Here's another example. Take a look at the chart below. It's used as proof that autism is caused by the use of herbicides on crops:
It shows a very definite correlation between herbicide use and autism. Later on we'll tear this graph apart, because it is one of the most attrociously unscientific graphs I've ever seen, and the fact that it's linked from the home page of an MIT researcher is downright embarrassing. But we'll get to that a bit later.
Now that you've looked at this graph and drawn the obvious conclusion: Herbicide causes autism, take a look at the next graph, which shows another, quite surprising correlation.
Yes, that's right - you're reading that graph correctly. There is a very clear correlation between purchase of organic foods and autism. The conclusion is very clear: Organic foods cause autism!
I'm sorry, you can't have it both ways. If the first graph (which is merely a correlation) is proof of causation, than so is the second one.
The real challenge is this: if you can't eat chemically treated crops, and you can't eat organic crops, how do you avoid autism without starving to death?
The Embarassing Glyphosate and Autism Graph
I promised we'd tear apart that herbicide/autism graph, and we will. This graph has been shared on the home page of an MIT researcher (whose post graduate degrees are in Electrical Engineering and Computer Science). Never mind the fact that she probably doesn't have any business meddling in biology related stuff, if you have a masters degree or a Ph.D. in any subject area, you know enough to realize that this chart is horrifically nonsensical. For crying out loud, my high school science students probably know enough to realize how dumb this chart is.
So, is this graph really so bad? And if so, how? Oh, let me count the ways...
- The graph uses total numbers of autism cases instead of autism cases per capita, which means it does not take into account population increase (which was significant between 1990 and 2010).
- The graph shows only autistic children served by IDEA (Individuals with Disabilities Education Act). What's wrong with that? Oh, I don't know, maybe the fact that IDEA started serving autistic children in 1990, which means the first few years of that graph are ramped up because IDEA was ramping up.
- The graph does not take into account the fact that diagnosis rates have significantly increased over that time interval; more and more children who used to be diagnosed with mental retardation are now being diagnosed as autism spectrum.
- The graph shows total gallons of herbicide, without any reference to gallons per acre, or number of acres of cultivated land.
- One chart represents USA numbers (autistic children served by IDEA) while the other chart is worldwide (do you really think we don't export significant amounts of corn and soy? Check the USDA site if you doubt it!) If you're comparing US numbers with global numbers, you're not just comparing apples with oranges, you're comparing apples with harmonicas. Or some equally absurd comparison.

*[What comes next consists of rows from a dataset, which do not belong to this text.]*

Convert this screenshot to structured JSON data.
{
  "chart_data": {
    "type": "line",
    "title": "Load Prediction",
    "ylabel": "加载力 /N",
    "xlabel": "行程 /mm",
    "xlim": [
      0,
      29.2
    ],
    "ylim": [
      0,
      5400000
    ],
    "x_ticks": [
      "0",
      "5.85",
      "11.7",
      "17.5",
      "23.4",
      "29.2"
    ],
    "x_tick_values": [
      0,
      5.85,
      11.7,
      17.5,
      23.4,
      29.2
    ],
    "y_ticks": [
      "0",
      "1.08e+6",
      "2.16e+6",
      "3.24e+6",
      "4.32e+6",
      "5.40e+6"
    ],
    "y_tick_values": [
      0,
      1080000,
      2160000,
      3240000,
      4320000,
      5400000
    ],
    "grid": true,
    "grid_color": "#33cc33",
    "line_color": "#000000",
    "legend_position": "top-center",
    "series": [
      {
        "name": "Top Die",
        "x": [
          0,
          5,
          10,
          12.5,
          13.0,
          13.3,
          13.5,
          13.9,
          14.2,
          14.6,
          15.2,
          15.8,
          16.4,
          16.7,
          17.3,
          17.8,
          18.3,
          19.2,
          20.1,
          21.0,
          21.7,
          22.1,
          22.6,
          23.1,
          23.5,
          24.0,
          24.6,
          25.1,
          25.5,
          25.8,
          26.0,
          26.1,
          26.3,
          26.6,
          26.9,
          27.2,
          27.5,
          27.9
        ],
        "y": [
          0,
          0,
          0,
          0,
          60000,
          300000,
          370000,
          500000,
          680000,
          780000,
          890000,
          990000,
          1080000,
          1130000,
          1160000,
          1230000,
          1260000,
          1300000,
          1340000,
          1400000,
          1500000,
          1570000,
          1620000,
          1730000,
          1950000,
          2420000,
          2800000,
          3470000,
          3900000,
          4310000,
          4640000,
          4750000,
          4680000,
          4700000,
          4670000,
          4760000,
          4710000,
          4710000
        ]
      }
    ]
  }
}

- The correlation goes even further out the window if you attempt to limit your gallons of herbicide to ONLY crops used for human consumption. Based on a quick scan of USDA and NCGA websites, it appears that the amount of corn used for ethanol is from 20% to 40% of the entire corn harvest, and that number is rapidly increasing.
Are there more problems with this graph? Oh, undoubtedly! Those are just the ones I came up with off the top of my head, without doing any serious research. And yet, ironically, the "researcher" who shares this on her home page has the audacity to whine about scientific journals that have unfair standards of statistical analysis.
So, Martin, you probably got more than you bargained for - this turned into a little rant (hope you don't mind). But I hope it'll help you remember that just because two things have a correlation doesn't mean that one caused the other!
P.S. If you're wondering why I didn't rip the second chart to shreds, it's because no one actually believes the second one; it was created entirely to prove a point. The organic-food chart (along with a diabetes chart) can be found here.